ECE2006 Poster Presentations Steroids (44 abstracts)
1Centre for Surgery, ICMS, Barts and the London, Queen Marys School of Medicine and Dentistry, London, United Kingdom; 2Molecular Endocrinology, WHRI, Barts and the London, Queen Marys School of Medicine and Dentistry, London, United Kingdom; 3The ICRF Unit, Lincolns Inn, London, United Kingdom; 4Centre for Diabetes, ICMS, Barts and the London, Queen Marys School of Medicine and Dentistry, London, United Kingdom.

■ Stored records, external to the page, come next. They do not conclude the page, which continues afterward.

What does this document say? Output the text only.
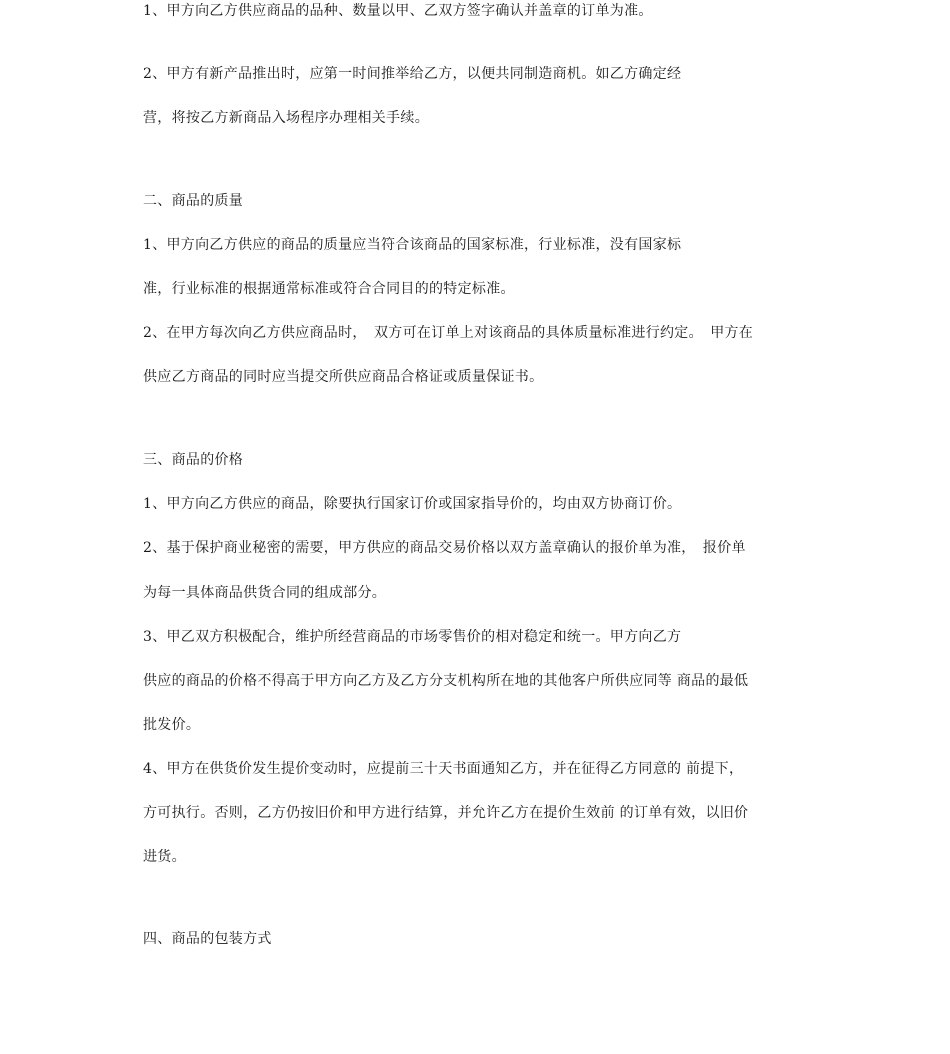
1、甲方向乙方供应商品的品种、数量以甲、乙双方签字确认并盖章的订单为准。
2、甲方有新产品推出时，应第一时间推举给乙方，以便共同制造商机。如乙方确定经
营，将按乙方新商品入场程序办理相关手续。
二、商品的质量
1、甲方向乙方供应的商品的质量应当符合该商品的国家标准，行业标准，没有国家标
准，行业标准的根据通常标准或符合合同目的的特定标准。
2、在甲方每次向乙方供应商品时，　双方可在订单上对该商品的具体质量标准进行约定。　甲方在
供应乙方商品的同时应当提交所供应商品合格证或质量保证书。
三、商品的价格
1、甲方向乙方供应的商品，除要执行国家订价或国家指导价的，均由双方协商订价。
2、基于保护商业秘密的需要，甲方供应的商品交易价格以双方盖章确认的报价单为准，　报价单
为每一具体商品供货合同的组成部分。
3、甲乙双方积极配合，维护所经营商品的市场零售价的相对稳定和统一。甲方向乙方
供应的商品的价格不得高于甲方向乙方及乙方分支机构所在地的其他客户所供应同等 商品的最低
批发价。
4、甲方在供货价发生提价变动时，应提前三十天书面通知乙方，并在征得乙方同意的 前提下，
方可执行。否则，乙方仍按旧价和甲方进行结算，并允许乙方在提价生效前 的订单有效，以旧价
进货。
四、商品的包装方式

Introduction: The development of colorectal cancer is influenced by dietary as well as growth factors. Butyrate, (NaB) one of the metabolic by-products of bacterial fermentation of dietary fibre is a primary source of energy for colonic mucosa. It has growth-promoting effects on normal colonic epithelial cells, induces cell cycle arrest, differentiation and apoptosis in colorectal cancer cells. Since it has been suggested that the apoptotic effects of NaB may be due to its synergistic action with vitamin D (VitD), we hypothesized that NaB may be involve in the regulation of vitamin D axis locally.
Methods: Biopsies from patients undergoing colonoscopy for irregular bowel habit without colonic pathology were incubated with 5 mM NaB for up to 48 hours. HT29 cells were cultured for up to 72hrs in serum free media with 5 mM NaB. Assessment was made of proliferation by the colorimetric MTS assay and direct cell counting using trypan blue; apoptosis by FACS analysis using propidium iodide and annexin staining. mRNA expression levels to the Vitamin D axis genes (1αOHase, 24OHase and VDR) and c-Myc were quantified by real-time RT-PCR.
Results: In HT29 cell line, NaB induced apoptosis in HT29 CRC cells line. Colonic explants gene expression varies between patients in response to NAB. NaB up-regulates both 1αOHase and 24OHase mRNA expression and down-regulate c-Myc and VDR mRNA levels. Similarly, in HT29 cells exposed to NaB, 1αOHase mRNA expression levels increased steadily to more than 700% of control levels after 72 hours. 24OHase mRNA expression was rapidly induced in NaB treated cells, rising from 400% by 24 hr to more than 1000% of control by 72 hours. Exposure of cells to NaB progressively inhibited VDR mRNA levels (by 50%) and c-Myc mRNA copy number by more than 70%.
Conclusions: Our findings suggest that there is a local regulatory pathway for both activation and further metabolism of VitD by the colon.